PAPA is defined as an informal term for a father; probably derived from baby talk.

The word PARADOR has no known definition.

The word PARADROP has no known definition.

PARAMOUR is defined as a woman who cohabits with an important man. It is also defined as a woman’s lover.

The word POPPA has no known definition.

PRAM is defined as a small vehicle with four wheels in which a baby or child is pushed around.

PUMA is defined as large American feline resembling a lion.

PUPA is defined as an insect in the inactive stage of development (when it is not feeding) intermediate between larva and adult.

RADAR is defined as measuring instrument in which the echo of a pulse of microwave radiation is used to detect and locate distant objects.

The word RAMADA has no known definition.

RAMP is defined as North American perennial having a slender bulb and whitish flowers. It is also defined as behave violently, as if in state of a great anger. It is also defined as an inclined surface connecting two levels. It is also defined as a movable staircase that passengers use to board or leave an aircraft. It is also defined as be rampant. It is also defined as creep up — used especially of plants. It is also defined as furnish with a ramp. It is also defined as stand with arms or forelegs raised, as if menacing.

RAMROD is defined as a harshly demanding overseer. It is also defined as a rod used to clean the barrel of a firearm. It is also defined as a rod used to ram the charge into a muzzle-loading firearm.

ROAD is defined as an open way (generally public) for travel or transportation. It is also defined as a way or means to achieve something.

ROAM is defined as move about aimlessly or without any destination, often in search of food or employment.

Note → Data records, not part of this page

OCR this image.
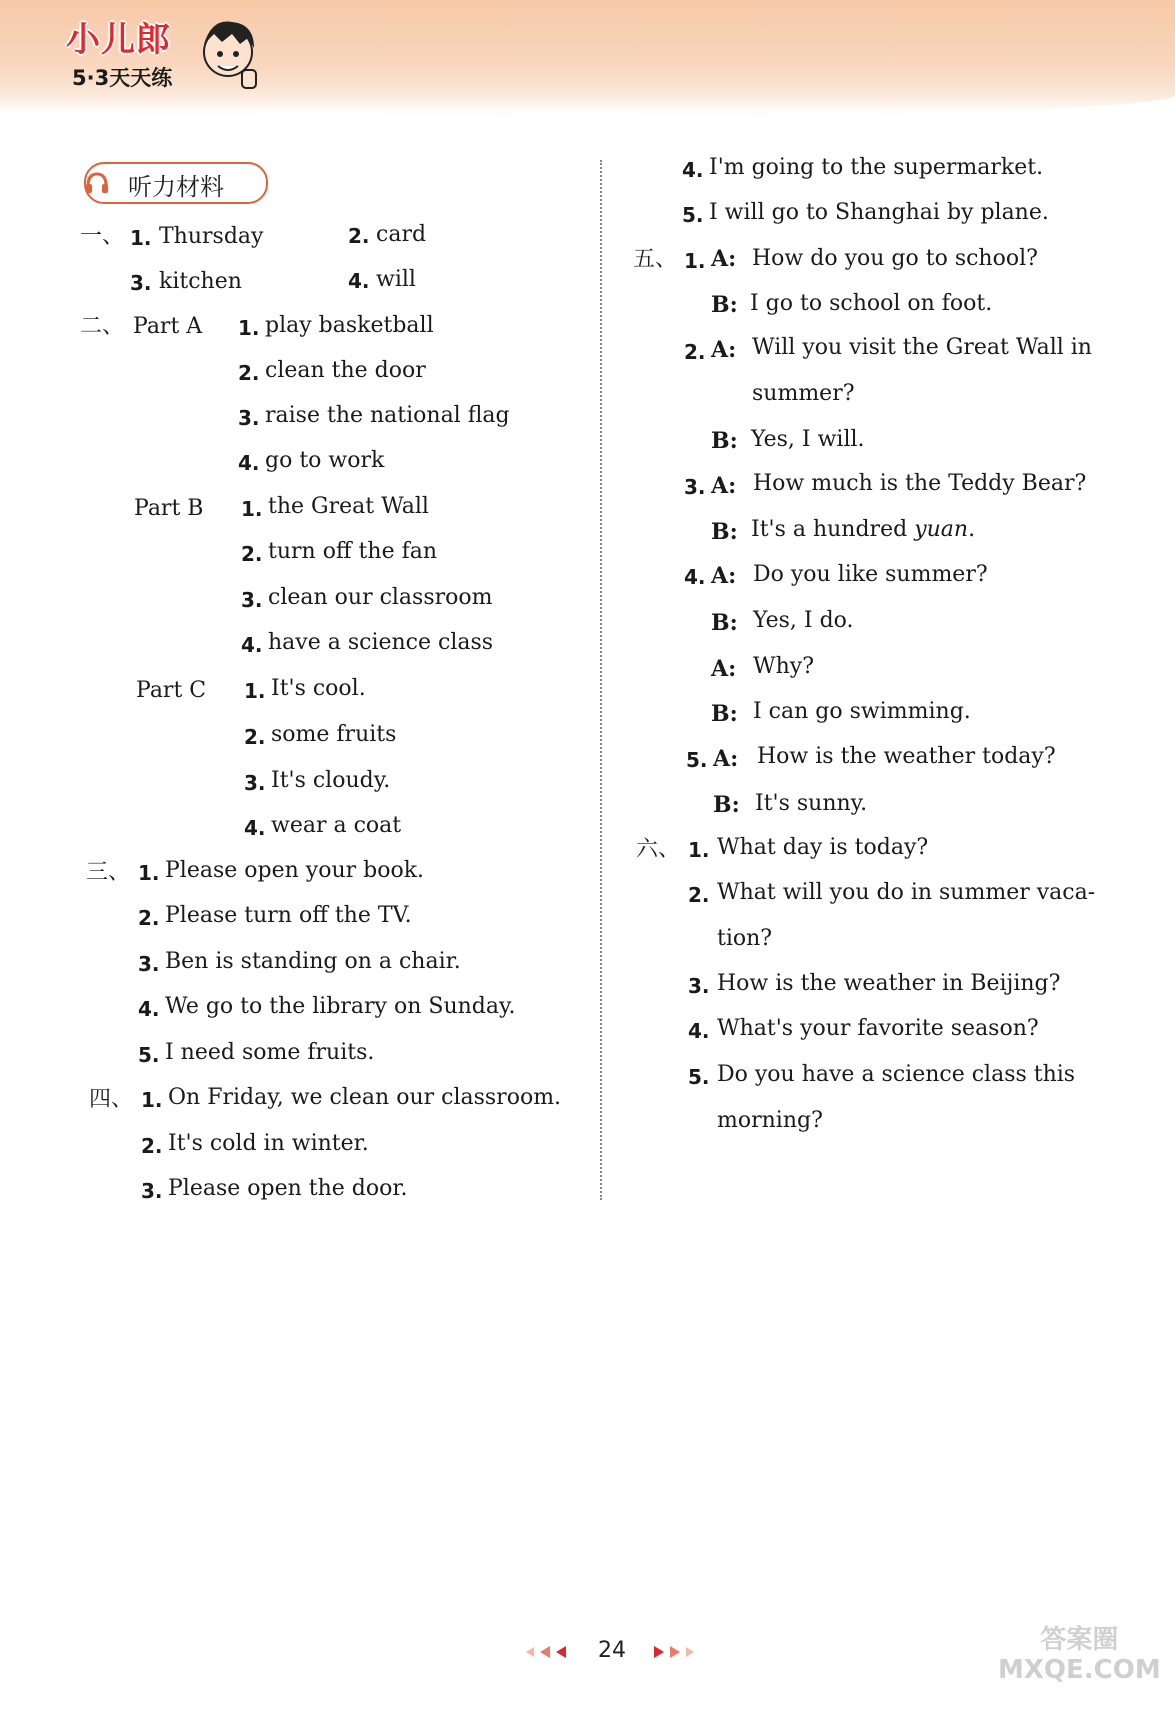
小儿郎
5·3天天练
听力材料
一、 1. Thursday	2. card
3. kitchen	4. will
二、 Part A 1. play basketball
2. clean the door
3. raise the national flag
4. go to work
Part B 1. the Great Wall
2. turn off the fan
3. clean our classroom
4. have a science class
Part C 1. It's cool.
2. some fruits
3. It's cloudy.
4. wear a coat
三、 1. Please open your book.
2. Please turn off the TV.
3. Ben is standing on a chair.
4. We go to the library on Sunday.
5. I need some fruits.
四、 1. On Friday, we clean our classroom.
2. It's cold in winter.
3. Please open the door.
4. I'm going to the supermarket.
5. I will go to Shanghai by plane.
五、 1. A: How do you go to school?
B: I go to school on foot.
2. A: Will you visit the Great Wall in
summer?
B: Yes, I will.
3. A: How much is the Teddy Bear?
B: It's a hundred yuan.
4. A: Do you like summer?
B: Yes, I do.
A: Why?
B: I can go swimming.
5. A: How is the weather today?
B: It's sunny.
六、 1. What day is today?
2. What will you do in summer vaca-
tion?
3. How is the weather in Beijing?
4. What's your favorite season?
5. Do you have a science class this
morning?
24	答案圈
MXQE.COM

ROAR is defined as utter words loudly and forcefully. It is also defined as emit long loud cries. It is also defined as a deep prolonged loud noise. It is also defined as make a loud noise, as of wind, water, or vehicles. It is also defined as make a loud noise, as of animal. It is also defined as a very loud utterance (like the sound of an animal). It is also defined as laugh unrestrainedly and heartily. It is also defined as act or proceed in a riotous, turbulent, or disorderly way. It is also defined as the sound made by a lion.

UPROAR is defined as a state of commotion and noise and confusion. It is also defined as loud confused noise from many sources.

For the latest information about today’s pangram, please go to Today’s NYT Pangram.